When the result of the battle was
known, the leading citizen, who had headed the revolt against Caesar,
gathered all that belonged to him into a heap, poured turpentine over it,
and, after a last feast with his family, burnt himself, his house, his
children, and servants. In the midst of the tumult the walls were stormed.
Cordova was given up to plunder and massacre, and twenty-two thousand
miserable people--most of them, it may be hoped, the fugitives from
Munda--were killed. The example sufficed. Every town opened its gates, and
Spain was once more submissive. Sextus Pompey successfully concealed
himself. Cnaeus reached Gibraltar, but to find that most of the ships
which he looked for had been taken by Caesar's fleet. He tried to cross to
the African coast, but was driven back by bad weather, and search parties
were instantly on his track. He had been wounded; he had sprained his
ankle in his flight. Strength and hope were gone. He was carried on a
litter to a cave on a mountain side, where his pursuers found him, cut off
his head, and spared Cicero from further anxiety.

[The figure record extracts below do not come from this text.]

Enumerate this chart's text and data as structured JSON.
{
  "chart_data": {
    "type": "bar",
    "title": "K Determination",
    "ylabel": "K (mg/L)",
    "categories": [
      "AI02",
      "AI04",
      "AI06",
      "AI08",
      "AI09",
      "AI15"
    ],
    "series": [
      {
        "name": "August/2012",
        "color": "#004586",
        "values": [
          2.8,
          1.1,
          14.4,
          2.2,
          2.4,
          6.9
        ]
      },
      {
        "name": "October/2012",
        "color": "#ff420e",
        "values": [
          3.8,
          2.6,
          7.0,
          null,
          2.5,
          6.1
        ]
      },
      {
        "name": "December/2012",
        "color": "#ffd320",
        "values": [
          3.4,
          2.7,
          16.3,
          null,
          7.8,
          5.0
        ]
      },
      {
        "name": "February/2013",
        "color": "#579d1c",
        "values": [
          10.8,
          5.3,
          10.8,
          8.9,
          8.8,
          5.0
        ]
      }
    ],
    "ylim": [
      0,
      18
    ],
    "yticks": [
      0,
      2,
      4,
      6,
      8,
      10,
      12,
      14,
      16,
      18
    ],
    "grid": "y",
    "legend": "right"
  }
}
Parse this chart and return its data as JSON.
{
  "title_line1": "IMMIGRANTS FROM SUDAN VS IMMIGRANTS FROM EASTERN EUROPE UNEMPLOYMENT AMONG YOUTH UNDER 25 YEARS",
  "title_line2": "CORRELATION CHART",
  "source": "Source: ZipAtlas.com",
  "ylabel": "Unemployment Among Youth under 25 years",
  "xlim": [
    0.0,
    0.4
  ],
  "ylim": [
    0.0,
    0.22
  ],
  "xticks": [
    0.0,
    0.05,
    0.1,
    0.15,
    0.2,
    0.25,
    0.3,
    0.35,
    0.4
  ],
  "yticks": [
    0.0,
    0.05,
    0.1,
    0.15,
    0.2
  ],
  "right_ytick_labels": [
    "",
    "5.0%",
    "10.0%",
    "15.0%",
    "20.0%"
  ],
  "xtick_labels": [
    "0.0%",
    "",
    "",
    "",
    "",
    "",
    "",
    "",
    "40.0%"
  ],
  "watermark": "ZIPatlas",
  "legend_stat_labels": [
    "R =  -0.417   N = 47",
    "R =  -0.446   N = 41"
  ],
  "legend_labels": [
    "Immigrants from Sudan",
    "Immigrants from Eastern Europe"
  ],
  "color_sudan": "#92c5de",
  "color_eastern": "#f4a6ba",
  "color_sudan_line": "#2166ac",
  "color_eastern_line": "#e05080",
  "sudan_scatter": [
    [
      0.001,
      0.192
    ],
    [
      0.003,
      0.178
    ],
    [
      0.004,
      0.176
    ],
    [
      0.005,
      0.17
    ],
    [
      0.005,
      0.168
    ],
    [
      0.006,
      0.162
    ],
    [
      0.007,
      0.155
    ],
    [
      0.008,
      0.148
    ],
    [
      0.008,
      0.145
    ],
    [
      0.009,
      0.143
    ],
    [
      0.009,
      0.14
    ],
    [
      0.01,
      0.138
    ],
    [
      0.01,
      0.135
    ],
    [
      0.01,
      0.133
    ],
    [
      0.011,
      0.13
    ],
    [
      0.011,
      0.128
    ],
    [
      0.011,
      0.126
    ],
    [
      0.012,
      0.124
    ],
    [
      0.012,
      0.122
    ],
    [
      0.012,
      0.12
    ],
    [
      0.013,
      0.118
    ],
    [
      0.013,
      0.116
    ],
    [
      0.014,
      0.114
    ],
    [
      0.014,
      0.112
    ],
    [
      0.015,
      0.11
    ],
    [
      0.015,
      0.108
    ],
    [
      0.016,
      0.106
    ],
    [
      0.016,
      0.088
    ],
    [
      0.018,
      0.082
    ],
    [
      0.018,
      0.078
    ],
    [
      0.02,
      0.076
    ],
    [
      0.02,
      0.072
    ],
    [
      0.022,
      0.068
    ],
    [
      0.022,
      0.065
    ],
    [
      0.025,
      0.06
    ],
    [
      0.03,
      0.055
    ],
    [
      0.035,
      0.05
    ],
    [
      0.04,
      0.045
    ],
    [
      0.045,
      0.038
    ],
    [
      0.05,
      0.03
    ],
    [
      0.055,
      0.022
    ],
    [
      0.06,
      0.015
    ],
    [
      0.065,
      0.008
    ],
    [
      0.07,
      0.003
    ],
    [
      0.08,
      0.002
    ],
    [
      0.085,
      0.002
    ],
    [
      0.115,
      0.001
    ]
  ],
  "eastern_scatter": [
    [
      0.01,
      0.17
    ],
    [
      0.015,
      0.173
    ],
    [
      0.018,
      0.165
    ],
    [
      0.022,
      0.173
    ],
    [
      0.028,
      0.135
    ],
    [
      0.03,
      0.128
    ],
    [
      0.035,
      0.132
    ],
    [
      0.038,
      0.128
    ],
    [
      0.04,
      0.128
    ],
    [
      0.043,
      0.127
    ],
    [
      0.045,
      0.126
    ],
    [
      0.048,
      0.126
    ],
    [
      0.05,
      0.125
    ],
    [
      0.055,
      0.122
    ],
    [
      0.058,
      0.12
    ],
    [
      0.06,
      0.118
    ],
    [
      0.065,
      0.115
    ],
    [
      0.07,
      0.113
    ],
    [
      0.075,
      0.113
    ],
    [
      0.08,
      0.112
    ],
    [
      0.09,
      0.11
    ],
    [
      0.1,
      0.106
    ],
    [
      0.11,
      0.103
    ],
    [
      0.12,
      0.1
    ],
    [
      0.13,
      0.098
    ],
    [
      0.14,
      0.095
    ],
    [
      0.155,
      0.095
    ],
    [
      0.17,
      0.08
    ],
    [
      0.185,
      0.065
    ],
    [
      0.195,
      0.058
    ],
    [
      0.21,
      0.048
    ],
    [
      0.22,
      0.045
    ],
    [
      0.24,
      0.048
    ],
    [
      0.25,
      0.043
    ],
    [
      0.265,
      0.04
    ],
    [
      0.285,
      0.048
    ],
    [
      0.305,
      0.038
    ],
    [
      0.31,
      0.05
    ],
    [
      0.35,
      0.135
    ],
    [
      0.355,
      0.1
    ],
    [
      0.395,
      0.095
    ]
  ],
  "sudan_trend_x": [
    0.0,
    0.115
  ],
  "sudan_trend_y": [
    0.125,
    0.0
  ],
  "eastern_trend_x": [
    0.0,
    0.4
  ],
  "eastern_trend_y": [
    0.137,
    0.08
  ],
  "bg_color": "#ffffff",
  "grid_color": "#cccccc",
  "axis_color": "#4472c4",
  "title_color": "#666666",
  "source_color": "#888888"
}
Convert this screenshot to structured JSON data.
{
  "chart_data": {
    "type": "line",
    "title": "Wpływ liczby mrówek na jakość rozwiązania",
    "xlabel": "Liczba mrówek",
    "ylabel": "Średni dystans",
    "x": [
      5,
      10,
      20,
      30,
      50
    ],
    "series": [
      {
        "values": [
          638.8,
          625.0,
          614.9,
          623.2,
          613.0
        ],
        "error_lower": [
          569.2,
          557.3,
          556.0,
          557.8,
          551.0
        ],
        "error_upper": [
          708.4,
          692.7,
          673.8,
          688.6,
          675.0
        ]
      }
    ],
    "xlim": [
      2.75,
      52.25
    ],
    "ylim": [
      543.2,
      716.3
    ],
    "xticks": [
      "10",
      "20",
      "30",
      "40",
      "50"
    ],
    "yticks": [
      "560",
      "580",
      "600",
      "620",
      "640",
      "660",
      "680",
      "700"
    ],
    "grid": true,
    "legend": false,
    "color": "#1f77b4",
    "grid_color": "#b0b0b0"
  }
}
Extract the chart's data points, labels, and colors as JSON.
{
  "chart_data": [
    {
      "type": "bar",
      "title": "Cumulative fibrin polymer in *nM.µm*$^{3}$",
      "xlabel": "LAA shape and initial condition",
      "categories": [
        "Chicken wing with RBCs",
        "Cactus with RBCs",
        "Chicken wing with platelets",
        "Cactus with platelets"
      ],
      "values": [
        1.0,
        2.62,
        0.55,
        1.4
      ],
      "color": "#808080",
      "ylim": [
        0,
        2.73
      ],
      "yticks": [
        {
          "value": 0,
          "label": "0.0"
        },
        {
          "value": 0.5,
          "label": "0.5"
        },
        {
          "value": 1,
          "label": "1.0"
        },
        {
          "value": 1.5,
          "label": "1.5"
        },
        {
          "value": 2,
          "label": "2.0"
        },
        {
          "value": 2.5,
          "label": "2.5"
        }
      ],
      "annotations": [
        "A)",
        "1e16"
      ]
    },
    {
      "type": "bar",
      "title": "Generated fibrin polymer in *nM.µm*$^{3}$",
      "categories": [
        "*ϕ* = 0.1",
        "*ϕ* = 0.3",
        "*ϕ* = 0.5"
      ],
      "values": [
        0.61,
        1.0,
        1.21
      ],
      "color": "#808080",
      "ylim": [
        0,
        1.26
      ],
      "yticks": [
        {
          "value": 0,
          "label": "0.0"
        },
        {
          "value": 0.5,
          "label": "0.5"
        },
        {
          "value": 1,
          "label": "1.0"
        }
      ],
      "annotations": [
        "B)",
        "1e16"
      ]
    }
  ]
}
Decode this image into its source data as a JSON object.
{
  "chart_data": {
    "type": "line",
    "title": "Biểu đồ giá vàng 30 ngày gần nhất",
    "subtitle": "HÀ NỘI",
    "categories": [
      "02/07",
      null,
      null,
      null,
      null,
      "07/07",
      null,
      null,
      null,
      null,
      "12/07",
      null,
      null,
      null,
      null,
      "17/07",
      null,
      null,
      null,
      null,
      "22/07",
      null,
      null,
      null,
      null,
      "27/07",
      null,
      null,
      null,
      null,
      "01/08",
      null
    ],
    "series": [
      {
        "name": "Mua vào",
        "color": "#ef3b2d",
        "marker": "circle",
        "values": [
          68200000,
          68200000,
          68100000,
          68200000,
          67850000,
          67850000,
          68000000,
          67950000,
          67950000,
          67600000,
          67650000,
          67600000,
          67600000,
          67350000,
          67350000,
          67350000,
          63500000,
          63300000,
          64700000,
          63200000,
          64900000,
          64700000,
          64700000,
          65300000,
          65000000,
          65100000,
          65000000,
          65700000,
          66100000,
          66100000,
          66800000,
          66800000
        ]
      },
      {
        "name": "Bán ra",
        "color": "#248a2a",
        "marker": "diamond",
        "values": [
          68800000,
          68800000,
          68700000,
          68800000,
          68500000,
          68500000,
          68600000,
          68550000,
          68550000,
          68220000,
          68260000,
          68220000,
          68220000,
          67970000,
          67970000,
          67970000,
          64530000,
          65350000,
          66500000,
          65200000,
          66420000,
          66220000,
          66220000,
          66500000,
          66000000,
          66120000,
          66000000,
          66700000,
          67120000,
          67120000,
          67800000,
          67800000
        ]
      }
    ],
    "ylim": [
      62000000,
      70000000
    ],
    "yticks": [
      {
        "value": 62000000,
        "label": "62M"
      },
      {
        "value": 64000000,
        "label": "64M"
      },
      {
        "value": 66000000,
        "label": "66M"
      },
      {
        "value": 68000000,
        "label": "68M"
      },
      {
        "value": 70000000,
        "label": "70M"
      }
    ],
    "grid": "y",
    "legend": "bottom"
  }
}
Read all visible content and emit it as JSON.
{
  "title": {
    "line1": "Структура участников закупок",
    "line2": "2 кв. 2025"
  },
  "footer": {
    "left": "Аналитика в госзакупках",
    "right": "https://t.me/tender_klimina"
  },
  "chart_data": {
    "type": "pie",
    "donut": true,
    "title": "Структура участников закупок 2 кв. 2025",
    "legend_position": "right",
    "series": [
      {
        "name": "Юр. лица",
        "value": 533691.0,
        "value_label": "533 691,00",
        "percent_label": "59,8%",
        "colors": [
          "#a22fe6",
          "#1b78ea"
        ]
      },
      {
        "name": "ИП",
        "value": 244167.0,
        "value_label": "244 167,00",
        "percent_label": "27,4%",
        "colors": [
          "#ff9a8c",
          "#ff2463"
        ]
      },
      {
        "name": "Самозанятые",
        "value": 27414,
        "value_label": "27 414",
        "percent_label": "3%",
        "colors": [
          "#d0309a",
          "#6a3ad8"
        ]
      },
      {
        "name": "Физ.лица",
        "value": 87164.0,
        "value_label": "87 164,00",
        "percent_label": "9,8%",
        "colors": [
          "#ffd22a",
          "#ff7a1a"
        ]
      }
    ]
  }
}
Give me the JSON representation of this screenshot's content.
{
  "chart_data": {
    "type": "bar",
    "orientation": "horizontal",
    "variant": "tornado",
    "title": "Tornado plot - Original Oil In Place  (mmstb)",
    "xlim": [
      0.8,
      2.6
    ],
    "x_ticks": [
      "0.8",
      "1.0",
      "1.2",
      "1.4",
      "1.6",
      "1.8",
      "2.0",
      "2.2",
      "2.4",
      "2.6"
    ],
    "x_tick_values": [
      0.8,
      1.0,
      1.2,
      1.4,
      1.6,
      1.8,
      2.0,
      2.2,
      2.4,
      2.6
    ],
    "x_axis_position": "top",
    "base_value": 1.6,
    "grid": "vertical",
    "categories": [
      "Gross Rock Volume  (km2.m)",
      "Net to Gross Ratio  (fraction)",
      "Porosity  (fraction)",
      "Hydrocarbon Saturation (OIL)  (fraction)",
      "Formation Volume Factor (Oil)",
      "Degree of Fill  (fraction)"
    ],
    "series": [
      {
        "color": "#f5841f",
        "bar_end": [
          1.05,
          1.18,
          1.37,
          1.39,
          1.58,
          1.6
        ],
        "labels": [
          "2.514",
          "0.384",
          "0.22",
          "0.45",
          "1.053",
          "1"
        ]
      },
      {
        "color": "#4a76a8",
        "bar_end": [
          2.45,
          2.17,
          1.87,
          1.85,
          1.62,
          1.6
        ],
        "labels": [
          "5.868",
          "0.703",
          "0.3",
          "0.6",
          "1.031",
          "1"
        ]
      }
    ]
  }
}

Thus bloodily ended the Civil War, which the Senate of Rome had undertaken
against Caesar, to escape the reforms which were threatened by his second
consulship. They had involuntarily rendered their country the best service
which they were capable of conferring upon it, for the attempts which
Caesar would have made to amend a system too decayed to benefit by the
process had been rendered forever impossible by their persistence.